Chereads / The Choosen Luna / Chapter 12 - Because I am A Witch

Chapter 12 - Because I am A Witch

Robert dan Melissa berpamitan pada si empu rumah, Belleza. Jika bisa mengeluarkan pie itu dari perut mereka, maka itu lebih baik daripada harus meminum sesuatu dari dalam rumahnya. Mereka sangat khawatir Belleza bisa saja akan memberikan minuman aneh juga.

"Eve baik-baik lah di sini, aku dan Melissa akan secepatnya berkunjung jika urusanku telah selesai, dan... sebaiknya kau saja yang memasak untuknya," bisik Robert pada Eve sebelum masuk ke dalam mobil.

Eve tersenyum. Dia tak ingin terlihat sedih harus berpisah dengan Robert dan Melissa yang telah tulus menjaganya setelah kepergian Noah.

"Belleza adalah orang yang baik.

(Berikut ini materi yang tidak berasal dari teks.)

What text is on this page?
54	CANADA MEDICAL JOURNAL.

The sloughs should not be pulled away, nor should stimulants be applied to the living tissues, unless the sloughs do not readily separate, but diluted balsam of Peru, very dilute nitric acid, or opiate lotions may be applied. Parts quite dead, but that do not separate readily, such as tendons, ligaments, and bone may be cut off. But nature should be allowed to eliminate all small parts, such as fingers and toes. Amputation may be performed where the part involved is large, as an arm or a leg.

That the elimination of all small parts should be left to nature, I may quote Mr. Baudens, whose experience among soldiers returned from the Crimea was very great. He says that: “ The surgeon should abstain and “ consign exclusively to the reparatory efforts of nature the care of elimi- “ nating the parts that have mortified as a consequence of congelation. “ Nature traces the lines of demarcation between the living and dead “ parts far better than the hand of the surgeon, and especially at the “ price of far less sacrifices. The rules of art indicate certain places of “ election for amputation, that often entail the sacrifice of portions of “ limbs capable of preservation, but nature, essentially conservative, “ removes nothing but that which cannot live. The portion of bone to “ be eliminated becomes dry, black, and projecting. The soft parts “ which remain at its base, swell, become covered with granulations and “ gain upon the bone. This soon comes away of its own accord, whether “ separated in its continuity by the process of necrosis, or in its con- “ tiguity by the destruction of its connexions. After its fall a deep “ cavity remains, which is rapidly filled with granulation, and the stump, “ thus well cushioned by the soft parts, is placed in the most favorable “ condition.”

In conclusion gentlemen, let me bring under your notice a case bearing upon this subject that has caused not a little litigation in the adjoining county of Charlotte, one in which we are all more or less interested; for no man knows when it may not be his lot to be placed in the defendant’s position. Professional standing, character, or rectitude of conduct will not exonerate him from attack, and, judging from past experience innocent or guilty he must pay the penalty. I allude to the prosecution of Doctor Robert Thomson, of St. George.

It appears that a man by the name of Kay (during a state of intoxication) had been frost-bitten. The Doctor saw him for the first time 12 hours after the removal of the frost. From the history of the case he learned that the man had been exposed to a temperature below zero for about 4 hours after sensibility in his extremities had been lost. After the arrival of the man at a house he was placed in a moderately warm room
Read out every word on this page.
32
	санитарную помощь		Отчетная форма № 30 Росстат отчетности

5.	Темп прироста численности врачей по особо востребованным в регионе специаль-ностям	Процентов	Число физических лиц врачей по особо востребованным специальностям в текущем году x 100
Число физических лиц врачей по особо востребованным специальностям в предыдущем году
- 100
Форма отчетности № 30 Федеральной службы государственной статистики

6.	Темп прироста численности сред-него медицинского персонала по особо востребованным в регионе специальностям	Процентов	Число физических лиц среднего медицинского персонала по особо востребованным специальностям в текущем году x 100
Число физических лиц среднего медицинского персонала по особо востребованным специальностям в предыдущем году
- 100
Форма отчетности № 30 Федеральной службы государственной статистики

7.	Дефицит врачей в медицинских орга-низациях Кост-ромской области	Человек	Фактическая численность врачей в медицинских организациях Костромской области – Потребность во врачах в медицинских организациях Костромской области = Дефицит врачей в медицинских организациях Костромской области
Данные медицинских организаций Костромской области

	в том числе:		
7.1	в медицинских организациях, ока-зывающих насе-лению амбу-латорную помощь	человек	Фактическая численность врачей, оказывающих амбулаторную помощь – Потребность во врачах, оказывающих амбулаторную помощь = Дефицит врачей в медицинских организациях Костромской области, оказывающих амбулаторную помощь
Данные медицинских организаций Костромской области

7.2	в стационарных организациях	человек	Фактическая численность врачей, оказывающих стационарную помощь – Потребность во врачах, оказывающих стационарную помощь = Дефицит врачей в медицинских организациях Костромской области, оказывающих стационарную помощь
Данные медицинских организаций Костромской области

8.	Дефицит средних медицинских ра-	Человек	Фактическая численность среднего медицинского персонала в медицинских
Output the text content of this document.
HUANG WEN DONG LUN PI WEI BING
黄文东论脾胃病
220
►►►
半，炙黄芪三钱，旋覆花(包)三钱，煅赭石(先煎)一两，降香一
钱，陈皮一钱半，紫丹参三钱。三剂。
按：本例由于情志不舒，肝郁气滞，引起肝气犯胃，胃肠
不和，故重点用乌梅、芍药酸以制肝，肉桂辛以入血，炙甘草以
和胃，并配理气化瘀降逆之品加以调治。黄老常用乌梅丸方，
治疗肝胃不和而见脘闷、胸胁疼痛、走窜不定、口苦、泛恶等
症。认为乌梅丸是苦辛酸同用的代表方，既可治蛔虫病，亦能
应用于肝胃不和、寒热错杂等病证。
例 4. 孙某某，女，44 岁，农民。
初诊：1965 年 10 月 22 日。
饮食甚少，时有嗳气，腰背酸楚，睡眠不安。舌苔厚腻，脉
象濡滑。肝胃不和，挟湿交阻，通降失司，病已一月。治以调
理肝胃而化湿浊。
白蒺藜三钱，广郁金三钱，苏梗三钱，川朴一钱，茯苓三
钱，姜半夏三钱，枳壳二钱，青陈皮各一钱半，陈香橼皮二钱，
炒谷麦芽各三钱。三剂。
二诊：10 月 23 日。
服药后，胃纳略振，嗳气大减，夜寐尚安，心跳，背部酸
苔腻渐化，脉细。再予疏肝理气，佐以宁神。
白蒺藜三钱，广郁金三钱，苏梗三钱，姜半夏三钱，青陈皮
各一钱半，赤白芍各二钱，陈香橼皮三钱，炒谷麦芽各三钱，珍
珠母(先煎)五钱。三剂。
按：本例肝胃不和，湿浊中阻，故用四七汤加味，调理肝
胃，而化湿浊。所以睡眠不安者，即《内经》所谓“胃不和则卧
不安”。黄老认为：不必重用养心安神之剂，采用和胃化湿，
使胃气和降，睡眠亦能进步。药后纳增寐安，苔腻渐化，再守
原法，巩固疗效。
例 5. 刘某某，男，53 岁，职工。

Hanya saja...." Melissa menggantung kalimatnya, lalu melirik ke arah Belleza yang kelihatan semakin dekat menuju mereka.

"Sepertinya aku tahu, Mel. Aku pasti bisa mengatasinya kok," tukas Eve.

"Baiklah sayang, aku harus pergi. Aku pasti akan sangat merindukanmu," ujar Melissa lantas memeluk Eve dengan erat.

"Ekhemm. Sudahlah, kalian bisa pulang. Aku pasti akan menjaga Eve dengan baik. Bahkan jauh lebih baik daripada kalian," seru Belleza yang terlihat sungkan menyaksikan adegan hari di depannya.

"Baiklah, tolong jaga dia, Belleza," kata Melissa setelah melepaskan pelukannya pada Eve.

"Ya, sudah pasti."

Belleza melambaikan tangannya penuh semangat ketika mobil Jeep yang dinaiki Robert dan Melissa mulai meninggalkan halaman rumahnya. Sementara Eve hanya menatap kosong. Suasana hutan ini membuatnya takut, namun sangat penasaran di saat yang sama.

***

Matahari baru saja terbit ketika Eve terbangun di tempat barunya. Biasanya jika di rumah Robert, Melissa lah yang membangunkannya agar bangun lebih awal. Namun di rumah Belleza, semua berbeda. Seperti pagi ini, ia sama sekali tak menemukan sosok Belleza di rumah dengan banyak hiasan dan pernak pernik aneh tersebut.

Eve memegangi perutnya. 'Aku sangat lapar. Apa yang harus kulakukan? Aku tidak berani menyentuh apapun tanpa izin dari Belleza,' gumamnya.

Namun entah mengapa kaki Eve malah melangkah ke ruangan berukuran empat kali empat meter di samping ruang tidur Eve. Ruangan ini terlihat seperti dapur di dunia manusia. Namun sedikit aneh. Karena tidak ada kompor atau wastafel. Hanya ada sebuah tungku besar terbuat dari batu bata dan meja panjang di tengah ruangan.

"Apa Belleza memasak dengan tungku?" gumamnya. Setahu Eve, tungku biasa digunakan untuk perapian ketika musim dingin tiba. Namun mengingat jika dia sedang berada di tengah hutan, Eve mulai membenarkan dugaannya sendiri.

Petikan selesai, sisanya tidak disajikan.